Was klar ist ist, dass  HSM in jedem Fall mehr (mit allen Sinnen) wahrnehmen als andere Menschen und somit auch mehr zu verarbeiten haben als Nicht-HSM. 

In der Fachliteratur taucht der Begriff der Hochsensitivität zuerst bei Elaine Aron (1997) auf, die sich zum damaligen Zeitpunkt bereits über 20 Jahre mit dem Phänomen beschäftigte.

Im deutschsprachigen Raum war das Phänomen schon vor dieser Veröffentlichung bekannt (Von Reichenbach, Schweingruber, Klages).

In der heutigen schnellebigen Zeit kann es vermehrt zu Adaptionsschwierigkeiten für HSM kommen: die Ernährung und Lebensweise spielen dabei eine große Rolle.

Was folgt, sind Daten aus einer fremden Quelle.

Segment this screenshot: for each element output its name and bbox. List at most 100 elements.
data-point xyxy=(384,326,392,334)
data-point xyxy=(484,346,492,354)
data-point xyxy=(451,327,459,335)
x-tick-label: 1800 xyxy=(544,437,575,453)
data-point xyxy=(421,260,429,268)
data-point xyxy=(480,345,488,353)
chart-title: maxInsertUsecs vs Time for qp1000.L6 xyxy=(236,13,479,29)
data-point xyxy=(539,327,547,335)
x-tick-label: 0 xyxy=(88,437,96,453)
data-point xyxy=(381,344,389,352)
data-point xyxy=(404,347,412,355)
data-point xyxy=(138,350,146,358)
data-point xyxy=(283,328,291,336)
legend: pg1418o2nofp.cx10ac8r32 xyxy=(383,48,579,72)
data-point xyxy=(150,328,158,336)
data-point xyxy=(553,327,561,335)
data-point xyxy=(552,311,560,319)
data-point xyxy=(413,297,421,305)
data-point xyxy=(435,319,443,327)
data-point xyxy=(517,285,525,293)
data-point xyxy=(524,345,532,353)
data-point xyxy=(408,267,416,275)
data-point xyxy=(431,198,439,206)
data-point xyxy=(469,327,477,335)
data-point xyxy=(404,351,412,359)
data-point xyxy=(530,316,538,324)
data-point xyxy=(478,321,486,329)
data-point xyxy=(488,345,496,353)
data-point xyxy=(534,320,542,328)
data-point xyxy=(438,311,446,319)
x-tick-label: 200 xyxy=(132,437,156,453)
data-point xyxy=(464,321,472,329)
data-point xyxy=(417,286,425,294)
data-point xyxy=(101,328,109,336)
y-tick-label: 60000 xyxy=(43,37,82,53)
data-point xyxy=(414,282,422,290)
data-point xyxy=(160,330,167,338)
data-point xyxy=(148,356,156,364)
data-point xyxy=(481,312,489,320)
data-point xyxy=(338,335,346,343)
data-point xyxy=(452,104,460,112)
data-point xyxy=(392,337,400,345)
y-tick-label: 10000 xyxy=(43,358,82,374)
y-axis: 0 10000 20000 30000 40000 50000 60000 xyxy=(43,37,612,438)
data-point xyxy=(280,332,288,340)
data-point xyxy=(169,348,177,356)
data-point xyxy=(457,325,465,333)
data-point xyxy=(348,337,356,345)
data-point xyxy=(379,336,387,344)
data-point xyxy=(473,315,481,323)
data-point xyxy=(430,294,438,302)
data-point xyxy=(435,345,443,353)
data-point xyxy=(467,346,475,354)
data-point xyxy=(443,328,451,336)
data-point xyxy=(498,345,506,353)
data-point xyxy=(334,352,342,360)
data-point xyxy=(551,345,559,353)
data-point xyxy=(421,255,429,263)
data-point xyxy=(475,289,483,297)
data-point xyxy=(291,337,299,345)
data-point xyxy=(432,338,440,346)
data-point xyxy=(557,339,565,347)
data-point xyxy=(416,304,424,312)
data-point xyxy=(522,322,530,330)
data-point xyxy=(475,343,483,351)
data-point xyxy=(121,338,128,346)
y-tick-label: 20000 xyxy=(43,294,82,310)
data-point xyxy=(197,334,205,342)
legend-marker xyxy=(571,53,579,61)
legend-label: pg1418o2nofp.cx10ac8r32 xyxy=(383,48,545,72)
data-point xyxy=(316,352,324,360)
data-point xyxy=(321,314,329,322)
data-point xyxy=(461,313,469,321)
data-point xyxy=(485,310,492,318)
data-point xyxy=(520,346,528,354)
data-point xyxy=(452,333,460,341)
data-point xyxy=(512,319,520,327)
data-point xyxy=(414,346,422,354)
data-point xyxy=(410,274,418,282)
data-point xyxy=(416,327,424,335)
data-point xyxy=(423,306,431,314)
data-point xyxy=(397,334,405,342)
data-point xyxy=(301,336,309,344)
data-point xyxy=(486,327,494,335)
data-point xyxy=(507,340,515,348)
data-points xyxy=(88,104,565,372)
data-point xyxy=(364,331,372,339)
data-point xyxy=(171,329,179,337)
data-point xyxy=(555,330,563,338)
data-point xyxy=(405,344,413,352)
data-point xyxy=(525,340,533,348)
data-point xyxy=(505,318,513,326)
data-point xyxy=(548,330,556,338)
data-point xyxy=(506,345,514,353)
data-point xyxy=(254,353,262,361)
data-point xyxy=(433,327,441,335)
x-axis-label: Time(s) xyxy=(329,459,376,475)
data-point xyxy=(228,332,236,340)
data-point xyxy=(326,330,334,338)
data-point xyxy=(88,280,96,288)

Sich selbst abzugrenzen, im eigenen Rhythmus und auf eine der eigenen Seinsweise entsprechenden Art und Weise zu leben, ist für HSM unerlässlich.

Wenn Sie das Gefühl haben, selbst betroffen zu sein, wäre eine Anpassung Ihrer Lebensweise ein erster Schritt in eine glücklichere Zukunft.

Auch Kinder sind heute mehr denn je Leidtragende. Wenn sie sich nicht der Allgemeinheit anpassen, werden sie schnell als AD(H)S-Kinder gebrandmarkt und den Eltern wird eine medikamentöse Behandlung empfohlen. Diese ist in einem überwiegenden Anteil der "Fälle" jedoch weder notwendig noch zielführend.